Establish a content workflow that keeps translations synchronised with source content. When you update a product description in English, translators need to know that the German and Italian versions are now outdated. A translation management system (TMS) like Phrase or Crowdin integrates with your CMS to track translation status and manage translator workflows efficiently.
Design Considerations
Text length varies significantly between languages. German text is typically 30% longer than English. Arabic and Hebrew read right-to-left, requiring mirrored layouts. Chinese and Japanese may need different font sizes due to character complexity. Design with flexibility — avoid fixed-width text containers, test your layouts with the longest likely translations, and use CSS logical properties (inline-start/inline-end) instead of left/right for RTL compatibility.
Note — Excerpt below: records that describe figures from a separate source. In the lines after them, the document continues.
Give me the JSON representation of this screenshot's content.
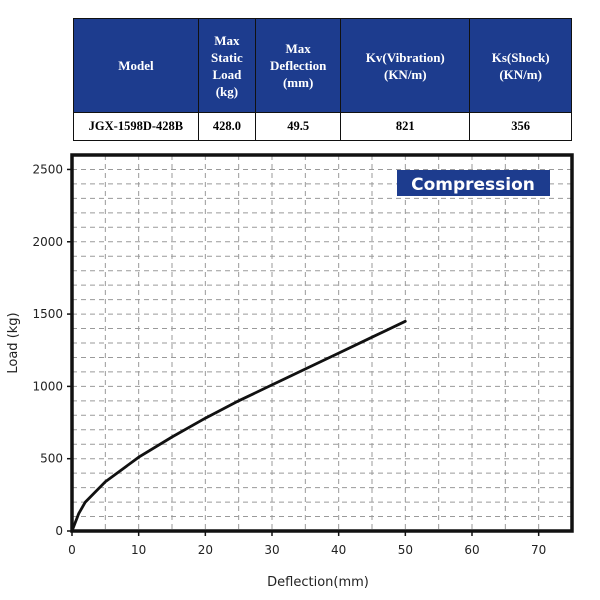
{
  "table": {
    "headers": [
      "Model",
      "Max Static Load (kg)",
      "Max Deflection (mm)",
      "Kv(Vibration) (KN/m)",
      "Ks(Shock) (KN/m)"
    ],
    "row": [
      "JGX-1598D-428B",
      "428.0",
      "49.5",
      "821",
      "356"
    ],
    "header_color": "#1d3c8e"
  },
  "chart_data": {
    "type": "line",
    "annotation": "Compression",
    "annotation_color": "#1d3c8e",
    "xlabel": "Deflection(mm)",
    "ylabel": "Load (kg)",
    "xlim": [
      0,
      75
    ],
    "ylim": [
      0,
      2600
    ],
    "xticks": [
      "0",
      "10",
      "20",
      "30",
      "40",
      "50",
      "60",
      "70"
    ],
    "yticks": [
      "0",
      "500",
      "1000",
      "1500",
      "2000",
      "2500"
    ],
    "grid": true,
    "series": [
      {
        "x": [
          0,
          1,
          2,
          5,
          10,
          15,
          20,
          25,
          30,
          35,
          40,
          45,
          50
        ],
        "y": [
          0,
          120,
          200,
          340,
          510,
          650,
          780,
          900,
          1010,
          1120,
          1230,
          1340,
          1450
        ]
      }
    ]
  }
}
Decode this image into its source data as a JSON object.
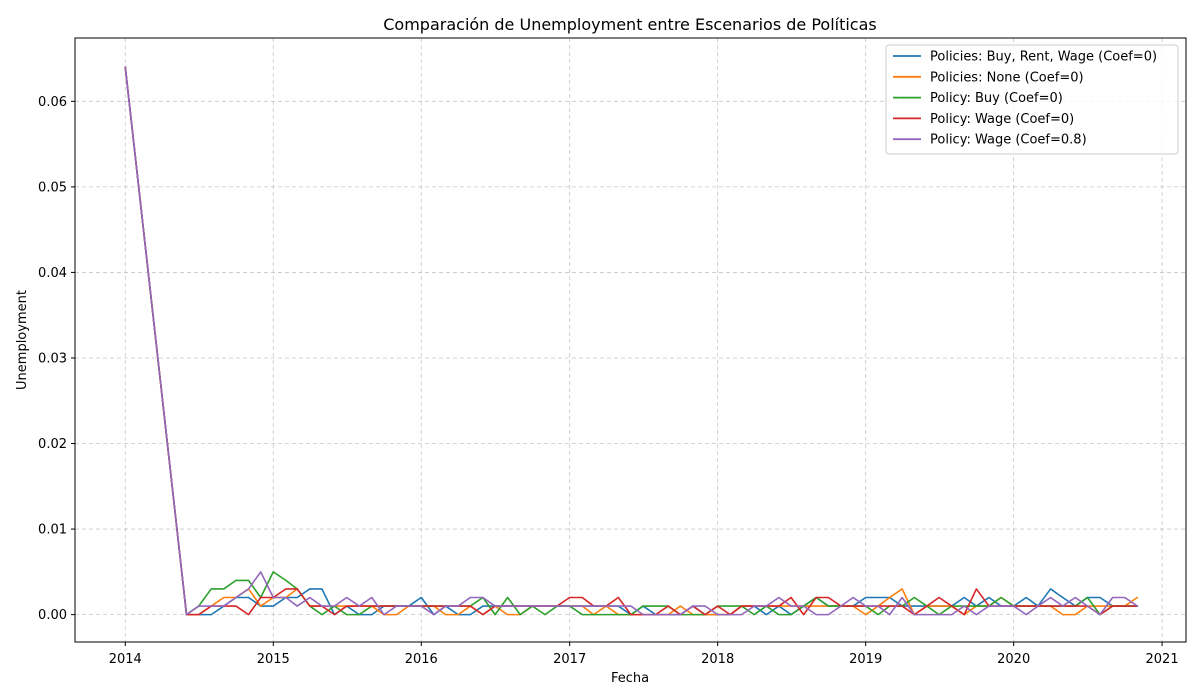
{
  "chart_data": {
    "type": "line",
    "title": "Comparación de Unemployment entre Escenarios de Políticas",
    "xlabel": "Fecha",
    "ylabel": "Unemployment",
    "x_tick_labels": [
      "2014",
      "2015",
      "2016",
      "2017",
      "2018",
      "2019",
      "2020",
      "2021"
    ],
    "y_tick_labels": [
      "0.00",
      "0.01",
      "0.02",
      "0.03",
      "0.04",
      "0.05",
      "0.06"
    ],
    "y_ticks": [
      0,
      0.01,
      0.02,
      0.03,
      0.04,
      0.05,
      0.06
    ],
    "xlim": [
      "2013-08-30",
      "2021-03-01"
    ],
    "ylim": [
      -0.0032,
      0.0674
    ],
    "grid": true,
    "legend_position": "top-right",
    "x": [
      "2014-01-01",
      "2014-06-01",
      "2014-07-01",
      "2014-08-01",
      "2014-09-01",
      "2014-10-01",
      "2014-11-01",
      "2014-12-01",
      "2015-01-01",
      "2015-02-01",
      "2015-03-01",
      "2015-04-01",
      "2015-05-01",
      "2015-06-01",
      "2015-07-01",
      "2015-08-01",
      "2015-09-01",
      "2015-10-01",
      "2015-11-01",
      "2015-12-01",
      "2016-01-01",
      "2016-02-01",
      "2016-03-01",
      "2016-04-01",
      "2016-05-01",
      "2016-06-01",
      "2016-07-01",
      "2016-08-01",
      "2016-09-01",
      "2016-10-01",
      "2016-11-01",
      "2016-12-01",
      "2017-01-01",
      "2017-02-01",
      "2017-03-01",
      "2017-04-01",
      "2017-05-01",
      "2017-06-01",
      "2017-07-01",
      "2017-08-01",
      "2017-09-01",
      "2017-10-01",
      "2017-11-01",
      "2017-12-01",
      "2018-01-01",
      "2018-02-01",
      "2018-03-01",
      "2018-04-01",
      "2018-05-01",
      "2018-06-01",
      "2018-07-01",
      "2018-08-01",
      "2018-09-01",
      "2018-10-01",
      "2018-11-01",
      "2018-12-01",
      "2019-01-01",
      "2019-02-01",
      "2019-03-01",
      "2019-04-01",
      "2019-05-01",
      "2019-06-01",
      "2019-07-01",
      "2019-08-01",
      "2019-09-01",
      "2019-10-01",
      "2019-11-01",
      "2019-12-01",
      "2020-01-01",
      "2020-02-01",
      "2020-03-01",
      "2020-04-01",
      "2020-05-01",
      "2020-06-01",
      "2020-07-01",
      "2020-08-01",
      "2020-09-01",
      "2020-10-01",
      "2020-11-01"
    ],
    "series": [
      {
        "name": "Policies: Buy, Rent, Wage (Coef=0)",
        "color": "#1f77b4",
        "values": [
          0.064,
          0,
          0,
          0,
          0.001,
          0.002,
          0.002,
          0.001,
          0.001,
          0.002,
          0.002,
          0.003,
          0.003,
          0,
          0.001,
          0,
          0,
          0.001,
          0.001,
          0.001,
          0.002,
          0,
          0.001,
          0,
          0,
          0.001,
          0.001,
          0.001,
          0.001,
          0.001,
          0.001,
          0.001,
          0.001,
          0.001,
          0.001,
          0.001,
          0.001,
          0,
          0.001,
          0,
          0,
          0,
          0.001,
          0,
          0,
          0,
          0.001,
          0.001,
          0,
          0.001,
          0,
          0.001,
          0.002,
          0.001,
          0.001,
          0.001,
          0.002,
          0.002,
          0.002,
          0.001,
          0.001,
          0.001,
          0.001,
          0.001,
          0.002,
          0.001,
          0.002,
          0.001,
          0.001,
          0.002,
          0.001,
          0.003,
          0.002,
          0.001,
          0.002,
          0.002,
          0.001,
          0.001,
          0.001
        ]
      },
      {
        "name": "Policies: None (Coef=0)",
        "color": "#ff7f0e",
        "values": [
          0.064,
          0,
          0,
          0.001,
          0.002,
          0.002,
          0.003,
          0.001,
          0.002,
          0.002,
          0.003,
          0.001,
          0.001,
          0.001,
          0.001,
          0.001,
          0.001,
          0,
          0,
          0.001,
          0.001,
          0.001,
          0,
          0,
          0.001,
          0,
          0.001,
          0,
          0,
          0.001,
          0.001,
          0.001,
          0.001,
          0.001,
          0,
          0.001,
          0,
          0,
          0,
          0,
          0,
          0.001,
          0,
          0,
          0,
          0,
          0.001,
          0.001,
          0.001,
          0.001,
          0.001,
          0.001,
          0.001,
          0.001,
          0.001,
          0.001,
          0,
          0.001,
          0.002,
          0.003,
          0,
          0.001,
          0.001,
          0.001,
          0,
          0.001,
          0.001,
          0.002,
          0.001,
          0.001,
          0.001,
          0.001,
          0,
          0,
          0.001,
          0.001,
          0.001,
          0.001,
          0.002
        ]
      },
      {
        "name": "Policy: Buy (Coef=0)",
        "color": "#2ca02c",
        "values": [
          0.064,
          0,
          0.001,
          0.003,
          0.003,
          0.004,
          0.004,
          0.002,
          0.005,
          0.004,
          0.003,
          0.001,
          0,
          0.001,
          0,
          0,
          0.001,
          0.001,
          0.001,
          0.001,
          0.001,
          0.001,
          0.001,
          0.001,
          0.001,
          0.002,
          0,
          0.002,
          0,
          0.001,
          0,
          0.001,
          0.001,
          0,
          0,
          0,
          0,
          0,
          0.001,
          0.001,
          0.001,
          0,
          0,
          0,
          0.001,
          0.001,
          0.001,
          0,
          0.001,
          0,
          0,
          0.001,
          0.002,
          0.001,
          0.001,
          0.001,
          0.001,
          0,
          0.001,
          0.001,
          0.002,
          0.001,
          0,
          0.001,
          0.001,
          0.001,
          0.001,
          0.002,
          0.001,
          0.001,
          0.001,
          0.001,
          0.001,
          0.001,
          0.002,
          0,
          0.001,
          0.001,
          0.001
        ]
      },
      {
        "name": "Policy: Wage (Coef=0)",
        "color": "#d62728",
        "values": [
          0.064,
          0,
          0,
          0.001,
          0.001,
          0.001,
          0,
          0.002,
          0.002,
          0.003,
          0.003,
          0.001,
          0.001,
          0,
          0.001,
          0.001,
          0.001,
          0.001,
          0.001,
          0.001,
          0.001,
          0.001,
          0.001,
          0.001,
          0.001,
          0,
          0.001,
          0.001,
          0.001,
          0.001,
          0.001,
          0.001,
          0.002,
          0.002,
          0.001,
          0.001,
          0.002,
          0,
          0,
          0,
          0.001,
          0,
          0.001,
          0,
          0.001,
          0,
          0.001,
          0.001,
          0.001,
          0.001,
          0.002,
          0,
          0.002,
          0.002,
          0.001,
          0.001,
          0.001,
          0.001,
          0.001,
          0.001,
          0,
          0.001,
          0.002,
          0.001,
          0,
          0.003,
          0.001,
          0.001,
          0.001,
          0.001,
          0.001,
          0.001,
          0.001,
          0.001,
          0.001,
          0,
          0.001,
          0.001,
          0.001
        ]
      },
      {
        "name": "Policy: Wage (Coef=0.8)",
        "color": "#9467bd",
        "values": [
          0.064,
          0,
          0.001,
          0.001,
          0.001,
          0.002,
          0.003,
          0.005,
          0.002,
          0.002,
          0.001,
          0.002,
          0.001,
          0.001,
          0.002,
          0.001,
          0.002,
          0,
          0.001,
          0.001,
          0.001,
          0,
          0.001,
          0.001,
          0.002,
          0.002,
          0.001,
          0.001,
          0.001,
          0.001,
          0.001,
          0.001,
          0.001,
          0.001,
          0.001,
          0.001,
          0.001,
          0.001,
          0,
          0,
          0,
          0,
          0.001,
          0.001,
          0,
          0,
          0,
          0.001,
          0.001,
          0.002,
          0.001,
          0.001,
          0,
          0,
          0.001,
          0.002,
          0.001,
          0.001,
          0,
          0.002,
          0,
          0,
          0,
          0,
          0.001,
          0,
          0.001,
          0.001,
          0.001,
          0,
          0.001,
          0.002,
          0.001,
          0.002,
          0.001,
          0,
          0.002,
          0.002,
          0.001
        ]
      }
    ]
  }
}
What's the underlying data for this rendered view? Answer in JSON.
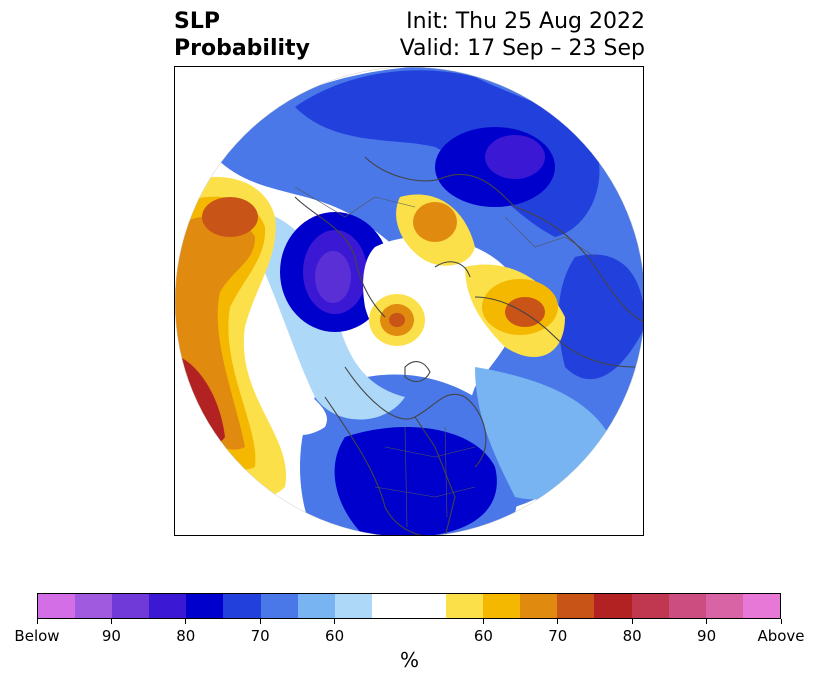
{
  "title": {
    "left_line1": "SLP",
    "left_line2": "Probability",
    "right_line1": "Init: Thu 25 Aug 2022",
    "right_line2": "Valid: 17 Sep – 23 Sep"
  },
  "colorbar": {
    "colors": [
      "#d36ee6",
      "#a05ae0",
      "#6f3ad8",
      "#3a18d4",
      "#0000cc",
      "#2240dc",
      "#4a78e8",
      "#78b4f2",
      "#aed8f8",
      "#ffffff",
      "#ffffff",
      "#fce04a",
      "#f4b800",
      "#e08a10",
      "#c85418",
      "#b22222",
      "#c03850",
      "#cc4e80",
      "#d864a6",
      "#e878d8"
    ],
    "tick_labels": [
      "Below",
      "90",
      "80",
      "70",
      "60",
      "60",
      "70",
      "80",
      "90",
      "Above"
    ],
    "unit": "%"
  },
  "map": {
    "projection": "north polar stereographic",
    "palette": {
      "deep_blue": "#0000cc",
      "blue": "#2240dc",
      "mid_blue": "#4a78e8",
      "light_blue": "#78b4f2",
      "pale_blue": "#aed8f8",
      "purple": "#5a30d6",
      "yellow": "#fce04a",
      "gold": "#f4b800",
      "orange": "#e08a10",
      "dark_orange": "#c85418",
      "red": "#b22222",
      "coast": "#444444"
    }
  }
}
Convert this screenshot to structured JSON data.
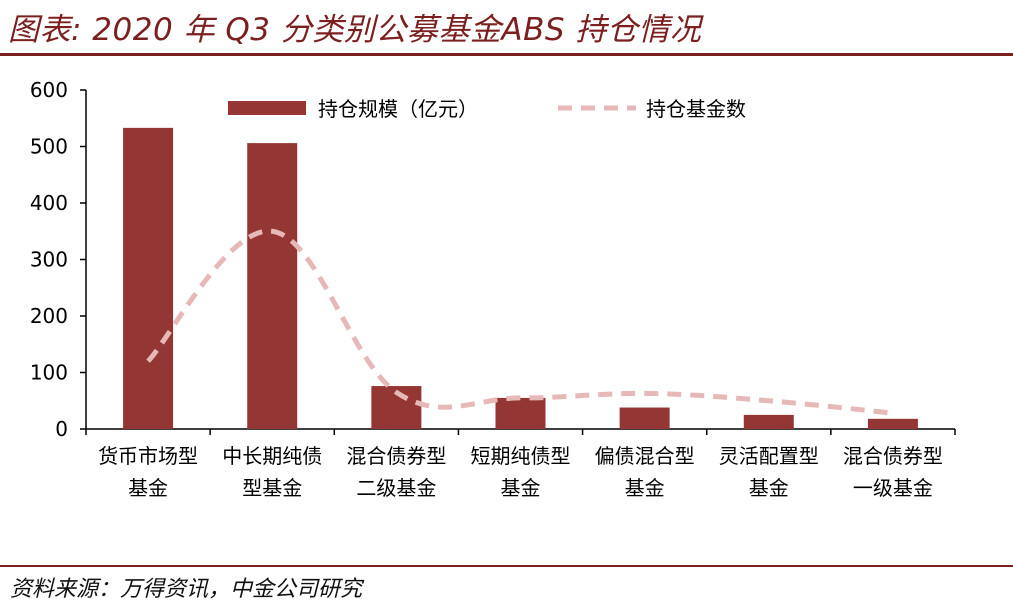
{
  "header": {
    "title": "图表: 2020 年 Q3 分类别公募基金ABS 持仓情况"
  },
  "footer": {
    "source": "资料来源：万得资讯，中金公司研究"
  },
  "colors": {
    "bar": "#943634",
    "line": "#e6b9b8",
    "accent": "#7b1f1f"
  },
  "chart_data": {
    "type": "bar",
    "categories": [
      [
        "货币市场型",
        "基金"
      ],
      [
        "中长期纯债",
        "型基金"
      ],
      [
        "混合债券型",
        "二级基金"
      ],
      [
        "短期纯债型",
        "基金"
      ],
      [
        "偏债混合型",
        "基金"
      ],
      [
        "灵活配置型",
        "基金"
      ],
      [
        "混合债券型",
        "一级基金"
      ]
    ],
    "series": [
      {
        "name": "持仓规模（亿元）",
        "type": "bar",
        "values": [
          533,
          506,
          76,
          55,
          38,
          25,
          18
        ]
      },
      {
        "name": "持仓基金数",
        "type": "line",
        "style": "dashed",
        "values": [
          120,
          350,
          65,
          55,
          63,
          50,
          28
        ]
      }
    ],
    "ylim": [
      0,
      600
    ],
    "yticks": [
      "0",
      "100",
      "200",
      "300",
      "400",
      "500",
      "600"
    ],
    "legend_position": "top",
    "grid": false
  }
}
Cultural sensitivity in imagery matters. Colours carry different meanings across cultures. Hand gestures that are positive in one culture may be offensive in another. Lifestyle photography should reflect the target market's demographic. These details seem minor but significantly affect how authentic your localised site feels.
Prioritising Markets
Localise strategically rather than trying to launch in every market simultaneously. Analyse your analytics data to identify countries already sending traffic. Check your product-market fit for each target region. Consider regulatory requirements — selling to German consumers involves different compliance obligations than selling to UK consumers post-Brexit.
At Born Digital, we help Malta businesses localise their digital presence for European and international markets. We typically recommend starting with one or two priority markets, perfecting the localisation process, and then expanding systematically. A well-localised site in two languages outperforms a poorly localised site in ten, both in user experience and search rankings.